La Révolution française et les colonies
Aux Sources
Marc Belissa
Émission conçue et animée par Tarik Bouafia
La séquence qui s’ouvre avec la convocation des Etats généraux le 5 mai 1789 et se referme le 1er janvier 1804 par l’indépendance d’Haïti constitue un moment d’anthologie dans l’histoire de l’Humanité. Rarement avait-on vu des événements se dérouler avec une telle intensité et bouleverser aussi radicalement l’ordre des choses.
Il faut pourtant se garder de toute lecture téléologique de l’histoire.
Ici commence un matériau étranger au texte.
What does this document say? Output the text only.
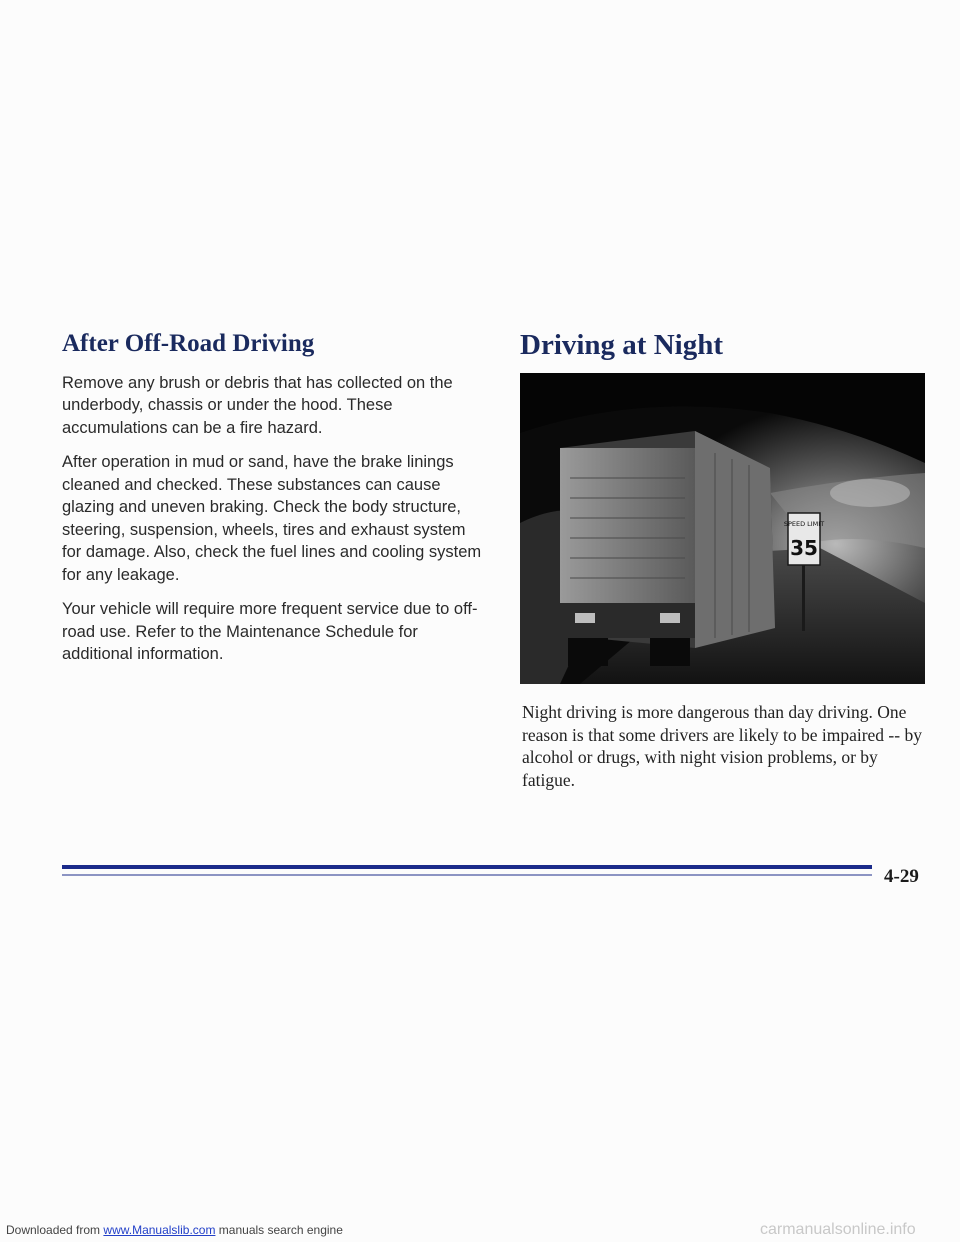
After Off-Road Driving

Remove any brush or debris that has collected on the underbody, chassis or under the hood. These accumulations can be a fire hazard.

After operation in mud or sand, have the brake linings cleaned and checked. These substances can cause glazing and uneven braking. Check the body structure, steering, suspension, wheels, tires and exhaust system for damage. Also, check the fuel lines and cooling system for any leakage.

Your vehicle will require more frequent service due to off-road use. Refer to the Maintenance Schedule for additional information.

Driving at Night
SPEED LIMIT
35

Night driving is more dangerous than day driving. One reason is that some drivers are likely to be impaired -- by alcohol or drugs, with night vision problems, or by fatigue.

4-29
Downloaded from www.Manualslib.com manuals search engine	carmanualsonline.info
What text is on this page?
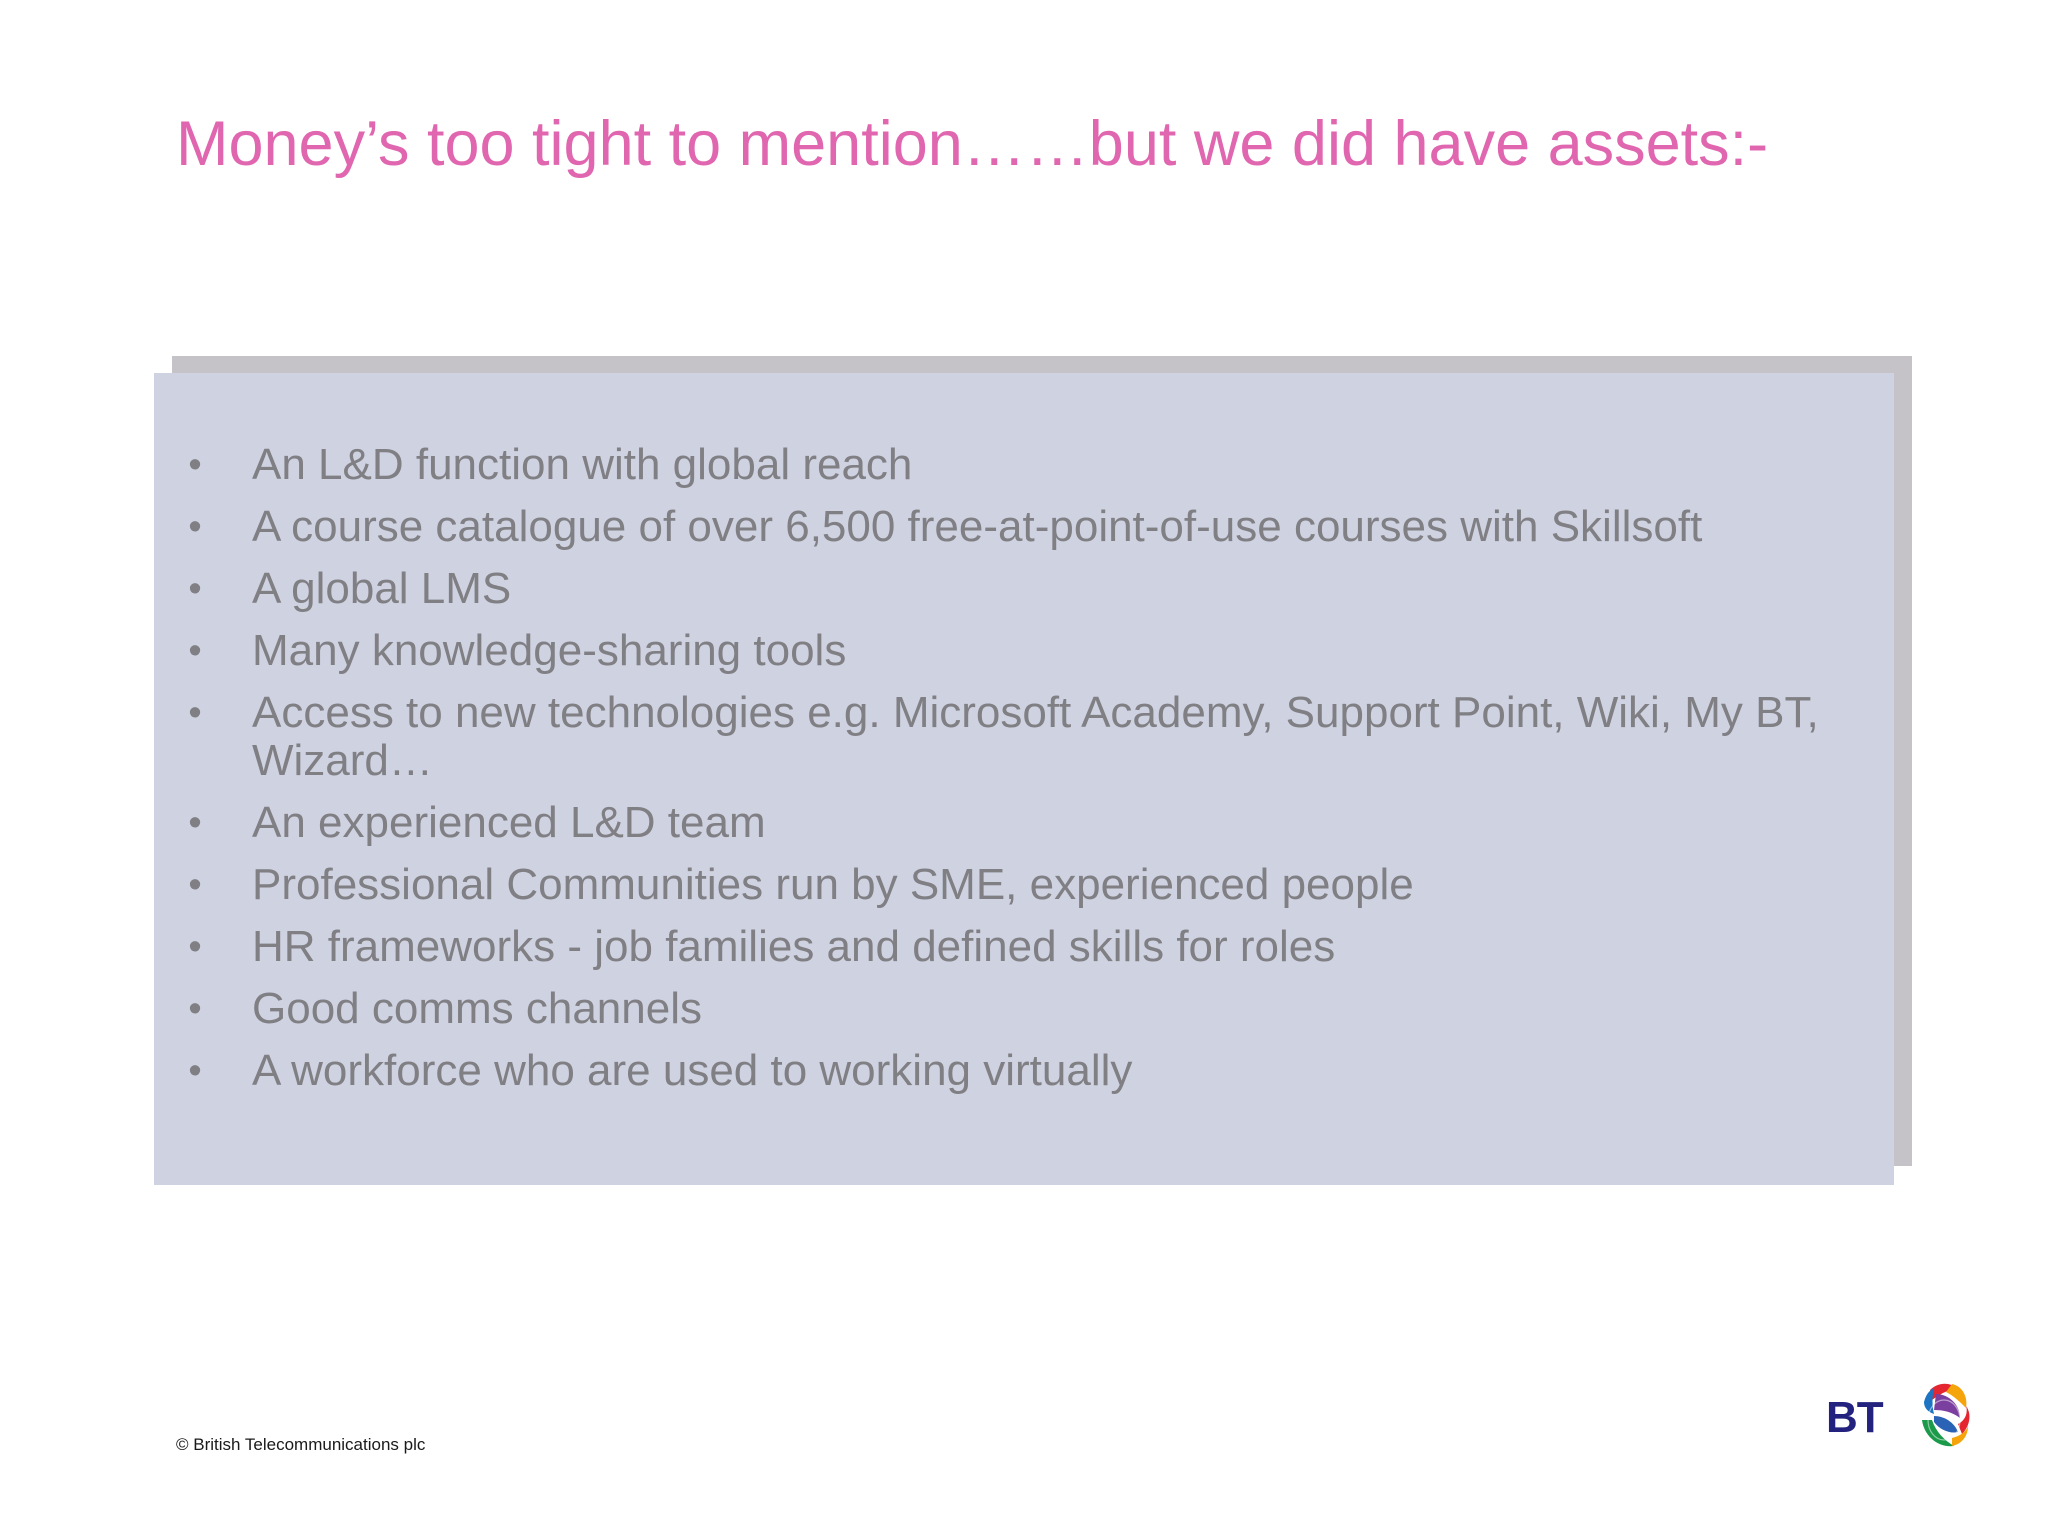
Money’s too tight to mention……but we did have assets:-
• An L&D function with global reach
• A course catalogue of over 6,500 free-at-point-of-use courses with Skillsoft
• A global LMS
• Many knowledge-sharing tools
• Access to new technologies e.g. Microsoft Academy, Support Point, Wiki, My BT, Wizard…
• An experienced L&D team
• Professional Communities run by SME, experienced people
• HR frameworks - job families and defined skills for roles
• Good comms channels
• A workforce who are used to working virtually
© British Telecommunications plc
BT
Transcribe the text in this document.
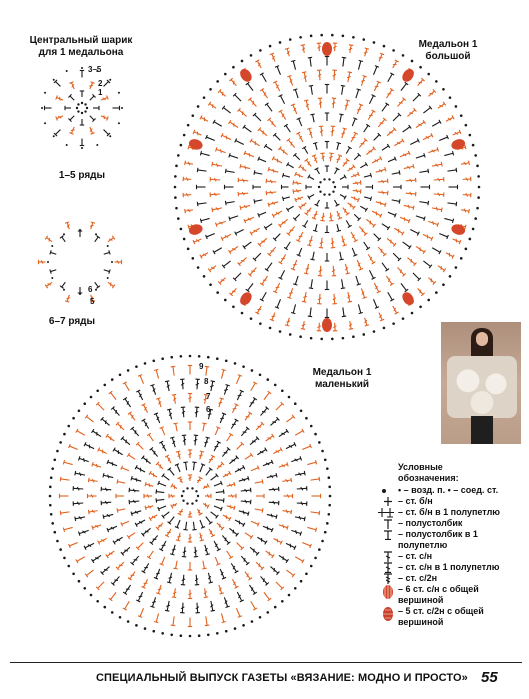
Центральный шарик
для 1 медальона
1–5 ряды
6–7 ряды
Медальон 1
большой
Медальон 1
маленький
3–5
2
1
6
5
9
8
7
6
Условные
обозначения:
• – возд. п. • – соед. ст.
– ст. б/н
– ст. б/н в 1 полупетлю
– полустолбик
– полустолбик в 1 полупетлю
– ст. с/н
– ст. с/н в 1 полупетлю
– ст. с/2н
– 6 ст. с/н с общей вершиной
– 5 ст. с/2н с общей вершиной
СПЕЦИАЛЬНЫЙ ВЫПУСК ГАЗЕТЫ «ВЯЗАНИЕ: МОДНО И ПРОСТО» 55
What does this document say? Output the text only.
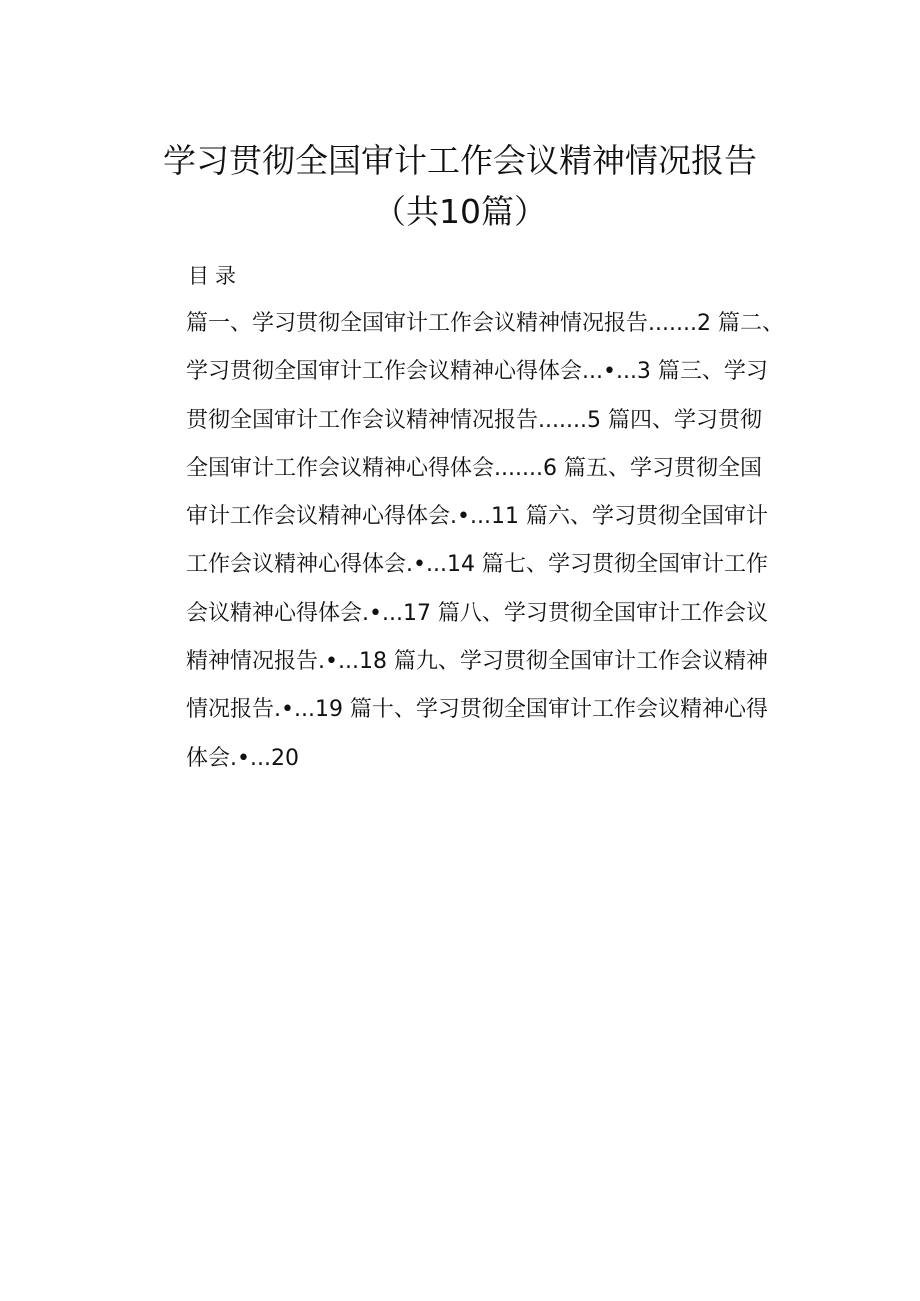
学习贯彻全国审计工作会议精神情况报告
（共10篇）
目录
篇一、学习贯彻全国审计工作会议精神情况报告.......2 篇二、
学习贯彻全国审计工作会议精神心得体会...•...3 篇三、学习
贯彻全国审计工作会议精神情况报告.......5 篇四、学习贯彻
全国审计工作会议精神心得体会.......6 篇五、学习贯彻全国
审计工作会议精神心得体会.•...11 篇六、学习贯彻全国审计
工作会议精神心得体会.•...14 篇七、学习贯彻全国审计工作
会议精神心得体会.•...17 篇八、学习贯彻全国审计工作会议
精神情况报告.•...18 篇九、学习贯彻全国审计工作会议精神
情况报告.•...19 篇十、学习贯彻全国审计工作会议精神心得
体会.•...20
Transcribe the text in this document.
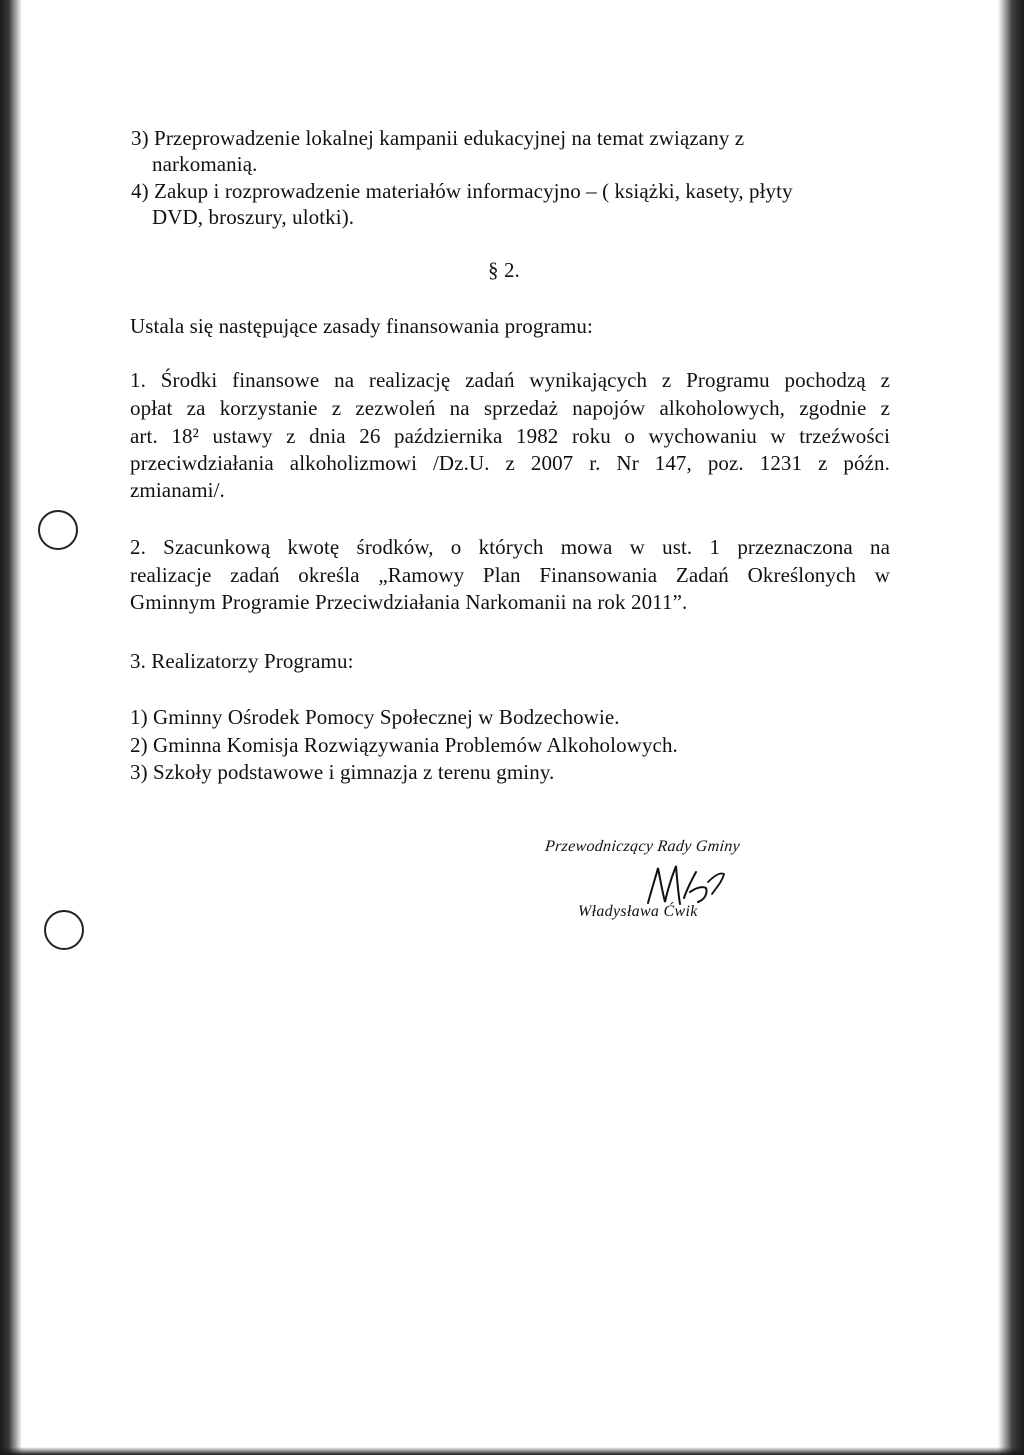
3) Przeprowadzenie lokalnej kampanii edukacyjnej na temat związany z
narkomanią.
4) Zakup i rozprowadzenie materiałów informacyjno – ( książki, kasety, płyty
DVD, broszury, ulotki).
§ 2.
Ustala się następujące zasady finansowania programu:
1. Środki finansowe na realizację zadań wynikających z Programu pochodzą z
opłat za korzystanie z zezwoleń na sprzedaż napojów alkoholowych, zgodnie z
art. 18² ustawy z dnia 26 października 1982 roku o wychowaniu w trzeźwości
przeciwdziałania alkoholizmowi /Dz.U. z 2007 r. Nr 147, poz. 1231 z późn.
zmianami/.
2. Szacunkową kwotę środków, o których mowa w ust. 1 przeznaczona na
realizacje zadań określa „Ramowy Plan Finansowania Zadań Określonych w
Gminnym Programie Przeciwdziałania Narkomanii na rok 2011”.
3. Realizatorzy Programu:
1) Gminny Ośrodek Pomocy Społecznej w Bodzechowie.
2) Gminna Komisja Rozwiązywania Problemów Alkoholowych.
3) Szkoły podstawowe i gimnazja z terenu gminy.
Przewodniczący Rady Gminy
Władysława Ćwik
Car non, ni l’abolition de l’esclavage ni la libération du peuple de Saint-Domingue n'étaient écrites d’avance. Contre une vision linéaire, mécaniciste et simplificatrice, seule une approche éminemment dialectique, où la question des contradictions est centrale, peut nous permettre de mieux cerner la complexité et le déroulé de ces processus.
De même, l’idée selon laquelle la Révolution aurait irradié les colonies de ses principes, provoqué les mouvements insurrectionnels des esclaves et apporté la liberté et la civilisation, relève d’une lecture franco-centrée, diffusionniste et particulièrement paternaliste. Au contraire, écrit Marc Belissa : « La Révolution française (ou plutôt ses acteurs individuels et collectifs) n’a pas provoqué les révolutions et les troubles coloniaux qui ont leurs propres dynamiques selon les territoires, mais elle a créé - volontairement ou involontairement – les conditions dans lesquelles ils se sont déployés ».
Ainsi, c’est la rencontre entre les événements en métropole et dans les colonies qui conduit à l’embrasement de l’empire colonial francais. L’exemple de l’abolition de l’esclavage en est la parfaite illustration. Alors qu’il avait été constitutionnalisé par l’Assemblée constituante le 13 mai 1791, la loi d’abolition du 4 février 1794, votée par la Convention, s’inscrit d’une part dans un contexte de radicalisation populaire et démocratique depuis la chute de la monarchie et la Constitution de l’an II en métropole, et d’autre part grâce à la révolte des esclaves et la soif de libération dans les Antilles.
Privilégiant une histoire connectée, Marc Belissa réfute l’idée selon laquelle les empires coloniaux étaient des espaces clos, repliés sur eux-mêmes. C’est au contraire les formidables circulations des hommes, des écrits, des idées qui ont permis de diffuser ce « vent commun » de liberté, d’égalité et de fraternité.